ReAct Agent — Python (full implementation with LLM)

Pattern Essence (Brief)

ReAct Agent is a pattern where the agent works iteratively: thinks, chooses an action, executes it, and analyzes the result before the next step.

The model makes decisions at each iteration, while tool execution goes through a controlled gateway with action validation, allowlist, and runtime budgets.

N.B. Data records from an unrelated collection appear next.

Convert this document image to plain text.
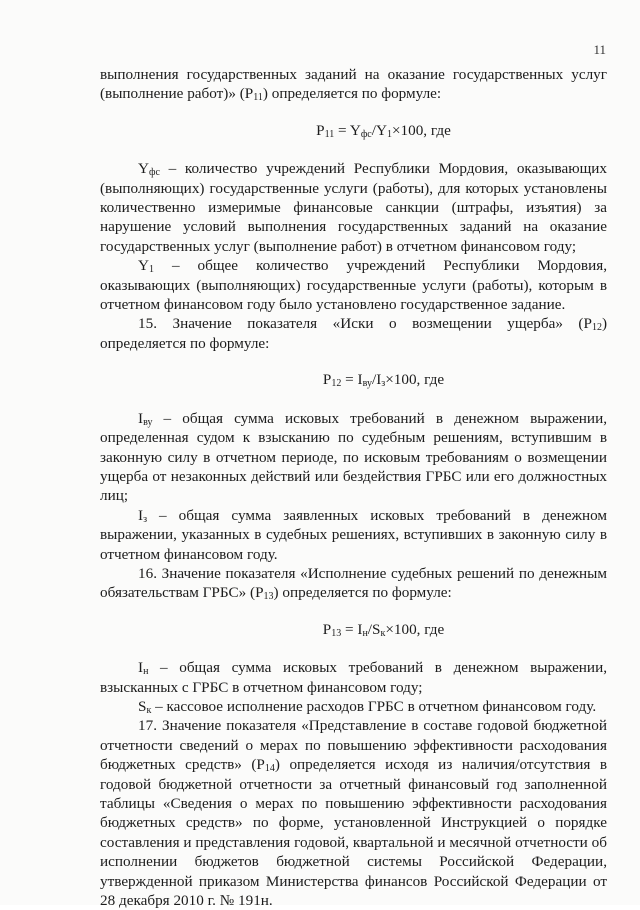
11

выполнения государственных заданий на оказание государственных услуг

(выполнение работ)» $(P_{11})$ определяется по формуле:

$P_{11} = Y_{фс}/Y_1\times 100$, где

$Y_{фс}$ – количество учреждений Республики Мордовия, оказывающих

(выполняющих) государственные услуги (работы), для которых установлены

количественно измеримые финансовые санкции (штрафы, изъятия) за

нарушение условий выполнения государственных заданий на оказание

государственных услуг (выполнение работ) в отчетном финансовом году;

$Y_1$ – общее количество учреждений Республики Мордовия,

оказывающих (выполняющих) государственные услуги (работы), которым в

отчетном финансовом году было установлено государственное задание.

15. Значение показателя «Иски о возмещении ущерба» $(P_{12})$

определяется по формуле:

$P_{12} = I_{ву}/I_з\times 100$, где

$I_{ву}$ – общая сумма исковых требований в денежном выражении,

определенная судом к взысканию по судебным решениям, вступившим в

законную силу в отчетном периоде, по исковым требованиям о возмещении

ущерба от незаконных действий или бездействия ГРБС или его должностных

лиц;

$I_з$ – общая сумма заявленных исковых требований в денежном

выражении, указанных в судебных решениях, вступивших в законную силу в

отчетном финансовом году.

16. Значение показателя «Исполнение судебных решений по денежным

обязательствам ГРБС» $(P_{13})$ определяется по формуле:

$P_{13} = I_н/S_к\times 100$, где

$I_н$ – общая сумма исковых требований в денежном выражении,

взысканных с ГРБС в отчетном финансовом году;

$S_к$ – кассовое исполнение расходов ГРБС в отчетном финансовом году.

17. Значение показателя «Представление в составе годовой бюджетной

отчетности сведений о мерах по повышению эффективности расходования

бюджетных средств» $(P_{14})$ определяется исходя из наличия/отсутствия в

годовой бюджетной отчетности за отчетный финансовый год заполненной

таблицы «Сведения о мерах по повышению эффективности расходования

бюджетных средств» по форме, установленной Инструкцией о порядке

составления и представления годовой, квартальной и месячной отчетности об

исполнении бюджетов бюджетной системы Российской Федерации,

утвержденной приказом Министерства финансов Российской Федерации от

28 декабря 2010 г. № 191н.
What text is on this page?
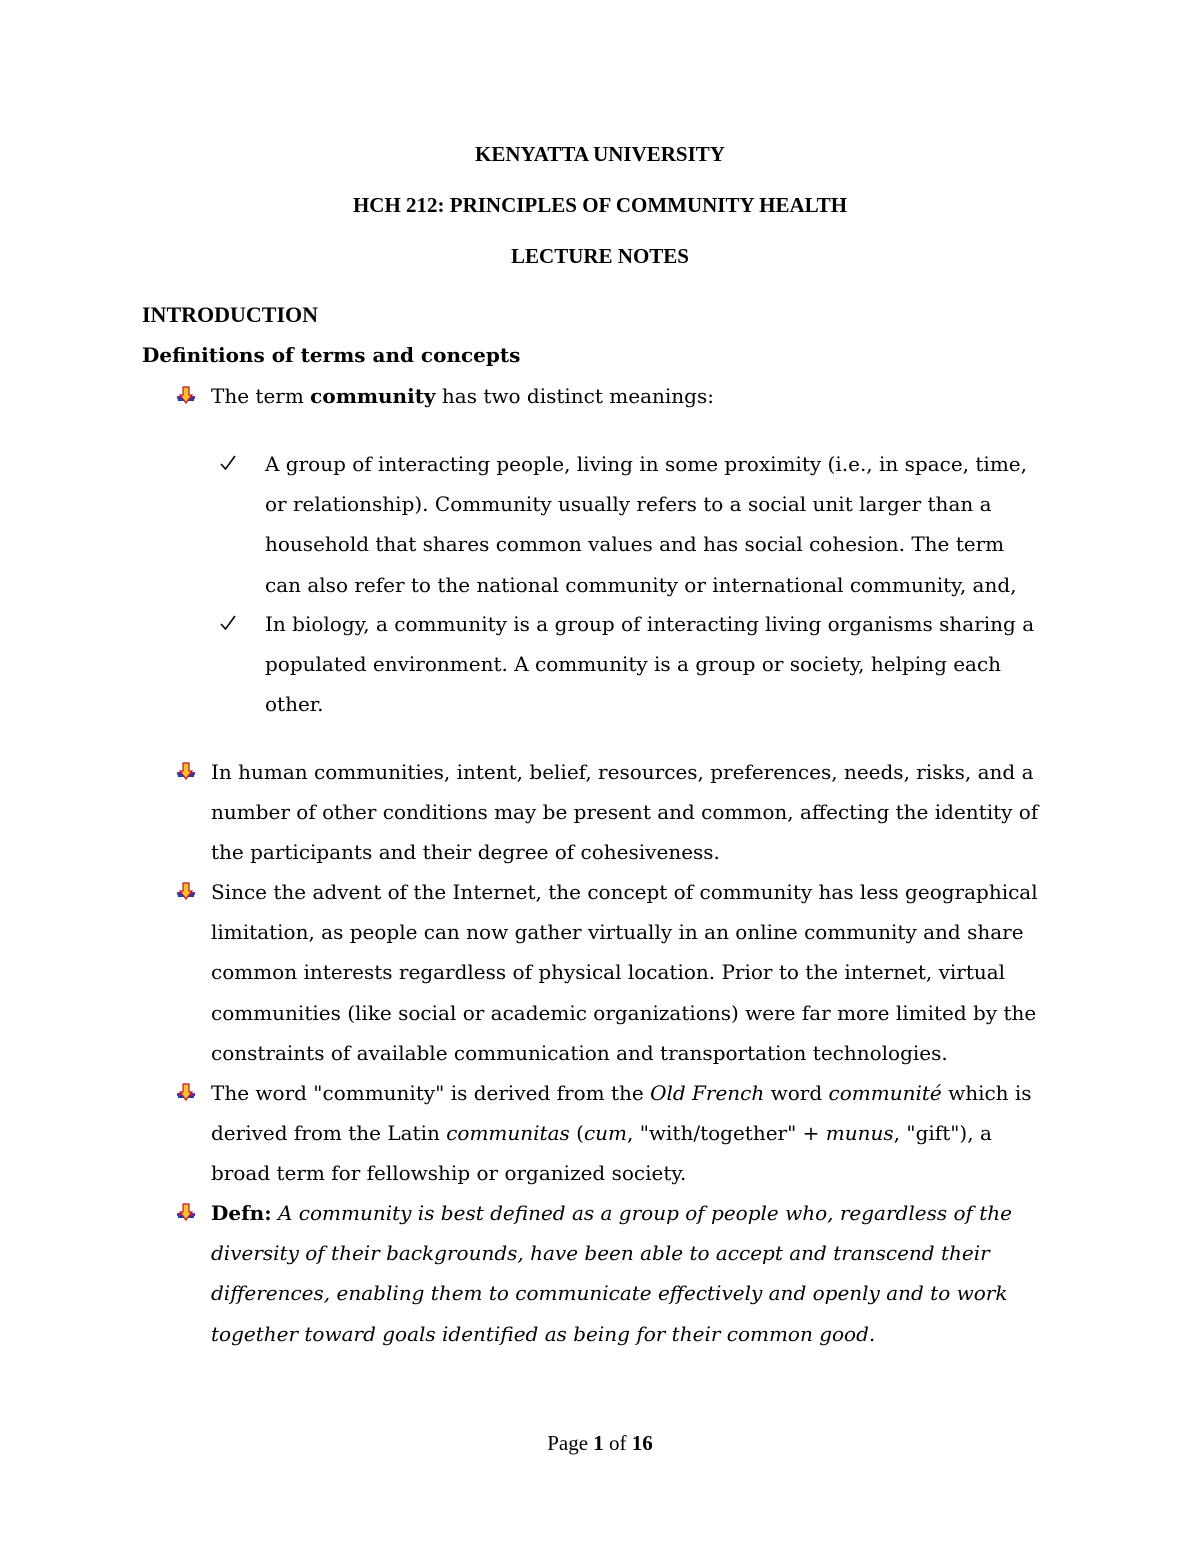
KENYATTA UNIVERSITY
HCH 212: PRINCIPLES OF COMMUNITY HEALTH
LECTURE NOTES
INTRODUCTION
Definitions of terms and concepts
The term community has two distinct meanings:
A group of interacting people, living in some proximity (i.e., in space, time,
or relationship). Community usually refers to a social unit larger than a
household that shares common values and has social cohesion. The term
can also refer to the national community or international community, and,
In biology, a community is a group of interacting living organisms sharing a
populated environment. A community is a group or society, helping each
other.
In human communities, intent, belief, resources, preferences, needs, risks, and a
number of other conditions may be present and common, affecting the identity of
the participants and their degree of cohesiveness.
Since the advent of the Internet, the concept of community has less geographical
limitation, as people can now gather virtually in an online community and share
common interests regardless of physical location. Prior to the internet, virtual
communities (like social or academic organizations) were far more limited by the
constraints of available communication and transportation technologies.
The word "community" is derived from the Old French word communité which is
derived from the Latin communitas (cum, "with/together" + munus, "gift"), a
broad term for fellowship or organized society.
Defn: A community is best defined as a group of people who, regardless of the
diversity of their backgrounds, have been able to accept and transcend their
differences, enabling them to communicate effectively and openly and to work
together toward goals identified as being for their common good.
Page 1 of 16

Learn More About ReAct Agent

What this example demonstrates

full Think -> Act -> Observe loop
separate policy boundary between decision (LLM) and tools (execution layer)
strict action format: only tool or final
tool allowlist (deny by default)
run budgets: max_steps, max_tool_calls, max_seconds
loop detection for repeated calls of the same tool with the same args
explicit stop_reason values for debugging and production monitoring

Architecture

LLM receives the goal + step history and returns a JSON action.
The system validates the action (validate_action).
If it is a tool, ToolGateway checks allowlist/budgets/loop detection and executes the tool.
Observation is added to history and becomes new evidence for the next decision step.
If it is final, the run ends with stop_reason="success".

LLM returns intent (JSON action), treated as untrusted input: the policy boundary validates it first and then (if allowed) calls tools.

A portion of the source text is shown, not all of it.